In prior comments, API CEO Mike Sommers said any efforts to create a "TexOPEC would be incredibly damaging to our posture in the world. Imposing a production or export quota on Texas crude would really penalize the most efficient producers while supporting less efficient companies."
Analysts said clearly Saudi Arabia and Russia alone could not provide cuts that would remove even 10 million barrels a day from the market without help. Saudi Arabia would need to be joined by the other members of OPEC, and non-OPEC producers. Russia would also have to join in. Saudi Arabia called an emergency of the producers, known as OPEC plus.
"They want all the producers on board. The US poses the trickiest challenge. The question is can the Texas Railroad Commission proposal get institutional backing in Washington?" Croft said.

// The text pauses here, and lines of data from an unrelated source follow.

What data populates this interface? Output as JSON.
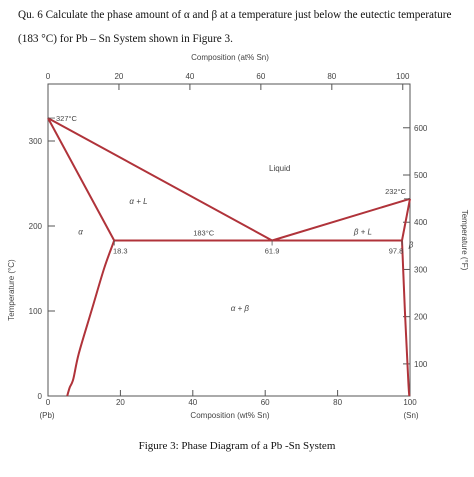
{
  "question": {
    "line1": "Qu. 6   Calculate the phase amount of α and β  at a temperature just below the eutectic temperature",
    "line2": "(183 °C)  for Pb – Sn System shown in Figure 3."
  },
  "caption": "Figure 3: Phase Diagram of a Pb -Sn System",
  "chart_data": {
    "type": "phase-diagram",
    "top_axis_label": "Composition (at% Sn)",
    "top_ticks": [
      "0",
      "20",
      "40",
      "60",
      "80",
      "100"
    ],
    "bottom_axis_label": "Composition (wt% Sn)",
    "bottom_ticks": [
      "0",
      "20",
      "40",
      "60",
      "80",
      "100"
    ],
    "left_axis_label": "Temperature (°C)",
    "left_ticks": [
      "0",
      "100",
      "200",
      "300"
    ],
    "right_axis_label": "Temperature (°F)",
    "right_ticks": [
      "100",
      "200",
      "300",
      "400",
      "500",
      "600"
    ],
    "end_labels": {
      "left": "(Pb)",
      "right": "(Sn)"
    },
    "xlim": [
      0,
      100
    ],
    "ylim": [
      0,
      335
    ],
    "phase_labels": [
      "Liquid",
      "α + L",
      "β + L",
      "α",
      "β",
      "α + β"
    ],
    "annotations": {
      "pb_melt": "327°C",
      "sn_melt": "232°C",
      "eutectic_temp": "183°C",
      "alpha_limit": "18.3",
      "eutectic_comp": "61.9",
      "beta_limit": "97.8"
    },
    "liquidus_left": [
      [
        0,
        327
      ],
      [
        61.9,
        183
      ]
    ],
    "liquidus_right": [
      [
        61.9,
        183
      ],
      [
        100,
        232
      ]
    ],
    "eutectic_isotherm": [
      [
        18.3,
        183
      ],
      [
        97.8,
        183
      ]
    ],
    "solidus_alpha": [
      [
        0,
        327
      ],
      [
        18.3,
        183
      ]
    ],
    "solvus_alpha": [
      [
        18.3,
        183
      ],
      [
        15.5,
        150
      ],
      [
        12,
        100
      ],
      [
        8.5,
        50
      ],
      [
        7,
        20
      ],
      [
        6,
        10
      ],
      [
        5.3,
        0
      ]
    ],
    "solidus_beta": [
      [
        97.8,
        183
      ],
      [
        100,
        232
      ]
    ],
    "solvus_beta": [
      [
        97.8,
        183
      ],
      [
        98.6,
        100
      ],
      [
        99.5,
        20
      ],
      [
        99.8,
        0
      ]
    ]
  }
}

Analyst said Saudi Arabia conceivably could cut 4 million barrels a day from its 12.5 million barrels, and Russia might be able to cut 1.5 million at most from its 11 million barrel-a-day output. But the Wall Street Journal quoted a Saudi official saying the best case would be a 6 million barrel-a-day cut and it was unclear how the president reached 10 million barrels a day.

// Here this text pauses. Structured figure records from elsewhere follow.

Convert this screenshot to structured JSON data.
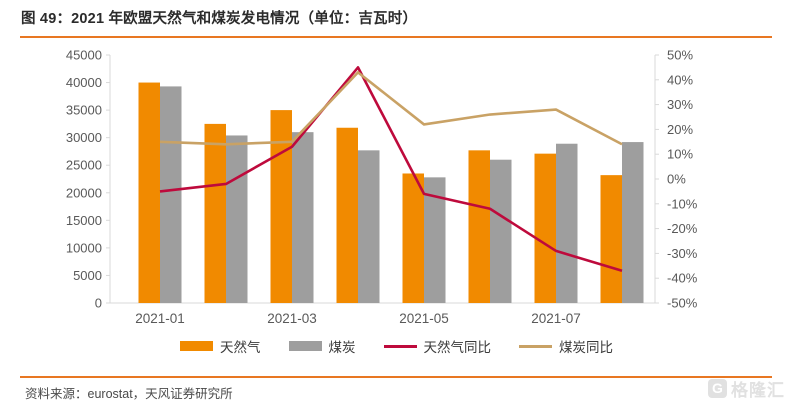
{
  "header": {
    "title": "图 49：2021 年欧盟天然气和煤炭发电情况（单位：吉瓦时）"
  },
  "footer": {
    "source": "资料来源：eurostat，天风证券研究所"
  },
  "watermark": {
    "logo_letter": "G",
    "text": "格隆汇"
  },
  "colors": {
    "accent_rule": "#e87722",
    "axis_line": "#d9d9d9",
    "axis_label": "#595959"
  },
  "chart_data": {
    "type": "bar+line combo",
    "title": "2021 年欧盟天然气和煤炭发电情况",
    "unit": "吉瓦时",
    "categories": [
      "2021-01",
      "2021-02",
      "2021-03",
      "2021-04",
      "2021-05",
      "2021-06",
      "2021-07",
      "2021-08"
    ],
    "x_tick_labels": [
      "2021-01",
      "2021-03",
      "2021-05",
      "2021-07"
    ],
    "left_axis": {
      "min": 0,
      "max": 45000,
      "step": 5000
    },
    "right_axis": {
      "min": -50,
      "max": 50,
      "step": 10,
      "suffix": "%"
    },
    "grid": false,
    "legend_position": "bottom",
    "series": [
      {
        "name": "天然气",
        "type": "bar",
        "axis": "left",
        "color": "#f18a00",
        "values": [
          40000,
          32500,
          35000,
          31800,
          23500,
          27700,
          27100,
          23200
        ]
      },
      {
        "name": "煤炭",
        "type": "bar",
        "axis": "left",
        "color": "#9e9e9e",
        "values": [
          39300,
          30400,
          31000,
          27700,
          22800,
          26000,
          28900,
          29200
        ]
      },
      {
        "name": "天然气同比",
        "type": "line",
        "axis": "right",
        "color": "#be0a3c",
        "values": [
          -5,
          -2,
          13,
          45,
          -6,
          -12,
          -29,
          -37
        ]
      },
      {
        "name": "煤炭同比",
        "type": "line",
        "axis": "right",
        "color": "#c9a265",
        "values": [
          15,
          14,
          15,
          43,
          22,
          26,
          28,
          14
        ]
      }
    ]
  }
}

The U.S. industry has been pumping at near record levels of 13 million barrels a day in the last several weeks, even with the stunning drop in demand that Yergin says could be 10 million barrels a day in April. He said the question for the industry is whether production will fall because of economics or because of state regulation. Bank of America forecasts U.S. production could decline to 11 million by the end of the year, just because of the impact of lower prices.
"I think everybody will be listening very carefully to what Trump has to say," said Yergin.

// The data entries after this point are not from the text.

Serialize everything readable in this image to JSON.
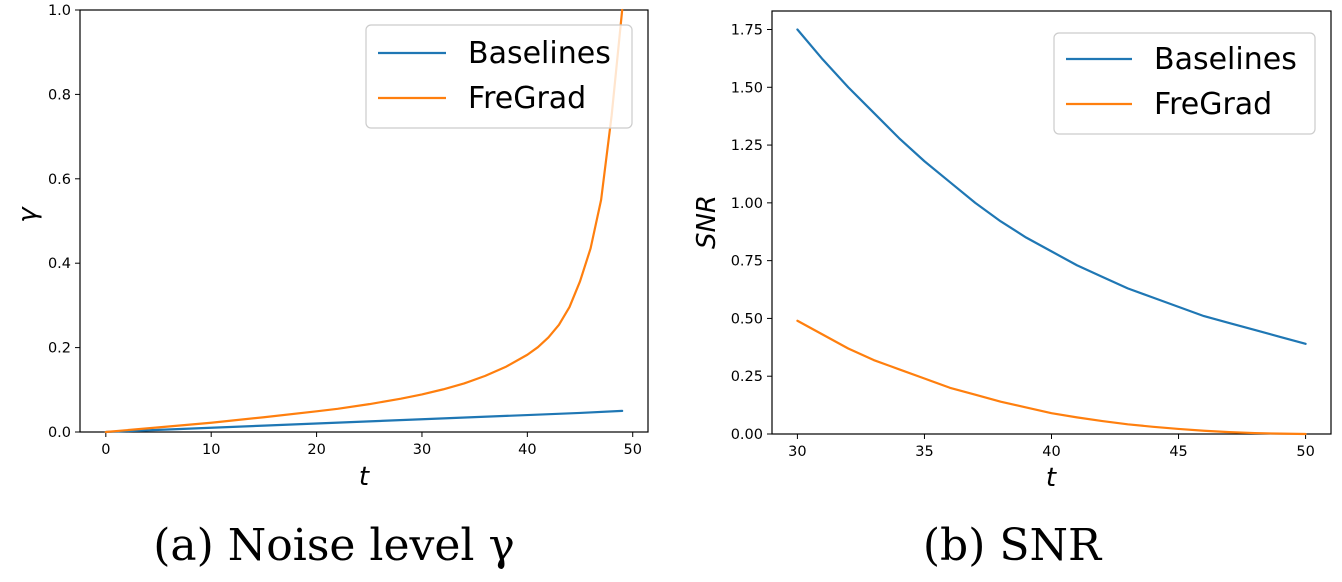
{
  "figures": [
    {
      "caption": "(a) Noise level γ",
      "legend": [
        "Baselines",
        "FreGrad"
      ]
    },
    {
      "caption": "(b) SNR",
      "legend": [
        "Baselines",
        "FreGrad"
      ]
    }
  ],
  "colors": {
    "baselines": "#1f77b4",
    "fregrad": "#ff7f0e"
  },
  "chart_data": [
    {
      "type": "line",
      "title": "",
      "xlabel": "t",
      "ylabel": "γ",
      "xlim": [
        -2.45,
        51.45
      ],
      "ylim": [
        0,
        1.0
      ],
      "xticks": [
        0,
        10,
        20,
        30,
        40,
        50
      ],
      "xtick_labels": [
        "0",
        "10",
        "20",
        "30",
        "40",
        "50"
      ],
      "yticks": [
        0,
        0.2,
        0.4,
        0.6,
        0.8,
        1.0
      ],
      "ytick_labels": [
        "0.0",
        "0.2",
        "0.4",
        "0.6",
        "0.8",
        "1.0"
      ],
      "grid": false,
      "legend_position": "top-right",
      "series": [
        {
          "name": "Baselines",
          "color": "#1f77b4",
          "x": [
            0,
            5,
            10,
            15,
            20,
            25,
            30,
            35,
            40,
            45,
            49
          ],
          "y": [
            0.0001,
            0.0051,
            0.0101,
            0.0151,
            0.0202,
            0.0252,
            0.0302,
            0.0352,
            0.0402,
            0.0452,
            0.05
          ]
        },
        {
          "name": "FreGrad",
          "color": "#ff7f0e",
          "x": [
            0,
            5,
            10,
            15,
            20,
            22,
            25,
            28,
            30,
            32,
            34,
            36,
            38,
            40,
            41,
            42,
            43,
            44,
            45,
            46,
            47,
            48,
            49
          ],
          "y": [
            0.0,
            0.011,
            0.022,
            0.035,
            0.049,
            0.055,
            0.066,
            0.079,
            0.089,
            0.101,
            0.115,
            0.133,
            0.155,
            0.183,
            0.201,
            0.224,
            0.254,
            0.296,
            0.357,
            0.435,
            0.55,
            0.75,
            1.0
          ]
        }
      ]
    },
    {
      "type": "line",
      "title": "",
      "xlabel": "t",
      "ylabel": "SNR",
      "xlim": [
        29.0,
        51.0
      ],
      "ylim": [
        0,
        1.83
      ],
      "xticks": [
        30,
        35,
        40,
        45,
        50
      ],
      "xtick_labels": [
        "30",
        "35",
        "40",
        "45",
        "50"
      ],
      "yticks": [
        0,
        0.25,
        0.5,
        0.75,
        1.0,
        1.25,
        1.5,
        1.75
      ],
      "ytick_labels": [
        "0.00",
        "0.25",
        "0.50",
        "0.75",
        "1.00",
        "1.25",
        "1.50",
        "1.75"
      ],
      "grid": false,
      "legend_position": "top-right",
      "series": [
        {
          "name": "Baselines",
          "color": "#1f77b4",
          "x": [
            30,
            31,
            32,
            33,
            34,
            35,
            36,
            37,
            38,
            39,
            40,
            41,
            42,
            43,
            44,
            45,
            46,
            47,
            48,
            49,
            50
          ],
          "y": [
            1.75,
            1.62,
            1.5,
            1.39,
            1.28,
            1.18,
            1.09,
            1.0,
            0.92,
            0.85,
            0.79,
            0.73,
            0.68,
            0.63,
            0.59,
            0.55,
            0.51,
            0.48,
            0.45,
            0.42,
            0.39
          ]
        },
        {
          "name": "FreGrad",
          "color": "#ff7f0e",
          "x": [
            30,
            31,
            32,
            33,
            34,
            35,
            36,
            37,
            38,
            39,
            40,
            41,
            42,
            43,
            44,
            45,
            46,
            47,
            48,
            49,
            50
          ],
          "y": [
            0.49,
            0.43,
            0.37,
            0.32,
            0.28,
            0.24,
            0.2,
            0.17,
            0.14,
            0.115,
            0.09,
            0.072,
            0.056,
            0.042,
            0.031,
            0.022,
            0.014,
            0.008,
            0.004,
            0.0015,
            0.0
          ]
        }
      ]
    }
  ]
}
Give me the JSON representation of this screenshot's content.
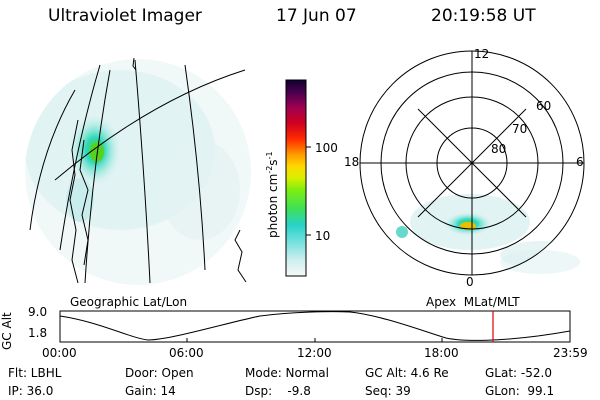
{
  "header": {
    "instrument": "Ultraviolet Imager",
    "date": "17 Jun 07",
    "time": "20:19:58 UT"
  },
  "colorbar": {
    "label_main": "photon cm",
    "label_sup1": "-2",
    "label_s": "s",
    "label_sup2": "-1",
    "ticks": [
      "100",
      "10"
    ],
    "scale": "log"
  },
  "geo_panel": {
    "label": "Geographic Lat/Lon"
  },
  "polar_panel": {
    "label": "Apex  MLat/MLT",
    "mlt_labels": {
      "top": "12",
      "left": "18",
      "right": "6",
      "bottom": "0"
    },
    "lat_labels": [
      "60",
      "70",
      "80"
    ]
  },
  "altitude_plot": {
    "ylabel": "GC Alt",
    "ytick_top": "9.0",
    "ytick_bottom": "1.8",
    "xticks": [
      "00:00",
      "06:00",
      "12:00",
      "18:00",
      "23:59"
    ],
    "current_marker_color": "#e00000"
  },
  "status": {
    "flt": "Flt: LBHL",
    "ip": "IP: 36.0",
    "door": "Door: Open",
    "gain": "Gain: 14",
    "mode": "Mode: Normal",
    "dsp": "Dsp:    -9.8",
    "gcalt": "GC Alt: 4.6 Re",
    "seq": "Seq: 39",
    "glat": "GLat: -52.0",
    "glon": "GLon:  99.1"
  }
}
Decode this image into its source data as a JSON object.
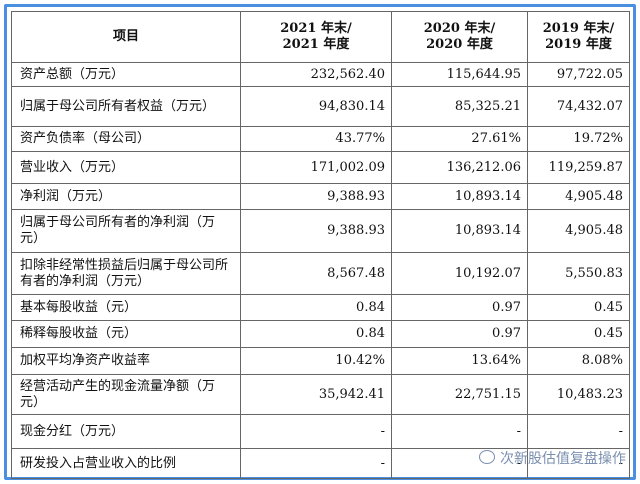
{
  "table": {
    "header": [
      [
        "项目"
      ],
      [
        "2021 年末/",
        "2021 年度"
      ],
      [
        "2020 年末/",
        "2020 年度"
      ],
      [
        "2019 年末/",
        "2019 年度"
      ]
    ],
    "rows": [
      [
        "资产总额（万元）",
        "232,562.40",
        "115,644.95",
        "97,722.05"
      ],
      [
        "归属于母公司所有者权益（万元）",
        "94,830.14",
        "85,325.21",
        "74,432.07"
      ],
      [
        "资产负债率（母公司）",
        "43.77%",
        "27.61%",
        "19.72%"
      ],
      [
        "营业收入（万元）",
        "171,002.09",
        "136,212.06",
        "119,259.87"
      ],
      [
        "净利润（万元）",
        "9,388.93",
        "10,893.14",
        "4,905.48"
      ],
      [
        "归属于母公司所有者的净利润（万元）",
        "9,388.93",
        "10,893.14",
        "4,905.48"
      ],
      [
        "扣除非经常性损益后归属于母公司所有者的净利润（万元）",
        "8,567.48",
        "10,192.07",
        "5,550.83"
      ],
      [
        "基本每股收益（元）",
        "0.84",
        "0.97",
        "0.45"
      ],
      [
        "稀释每股收益（元）",
        "0.84",
        "0.97",
        "0.45"
      ],
      [
        "加权平均净资产收益率",
        "10.42%",
        "13.64%",
        "8.08%"
      ],
      [
        "经营活动产生的现金流量净额（万元）",
        "35,942.41",
        "22,751.15",
        "10,483.23"
      ],
      [
        "现金分红（万元）",
        "-",
        "-",
        "-"
      ],
      [
        "研发投入占营业收入的比例",
        "-",
        "-",
        "-"
      ]
    ]
  },
  "watermark": "次新股估值复盘操作"
}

But the U.S. industry has succeeded without government restrictions, going from a big importer to net exporter of oil and refined products in just a matter of years. "Joining in to try to manage the oil price goes against our capitalist values," said Kilduff.
"Maybe he gets the frackers to stop fracking and he gets them an aid package to get them through," Kilduff said. "They already have cut cap ex and that maybe could count. It's going to be fuzzy math of the first order."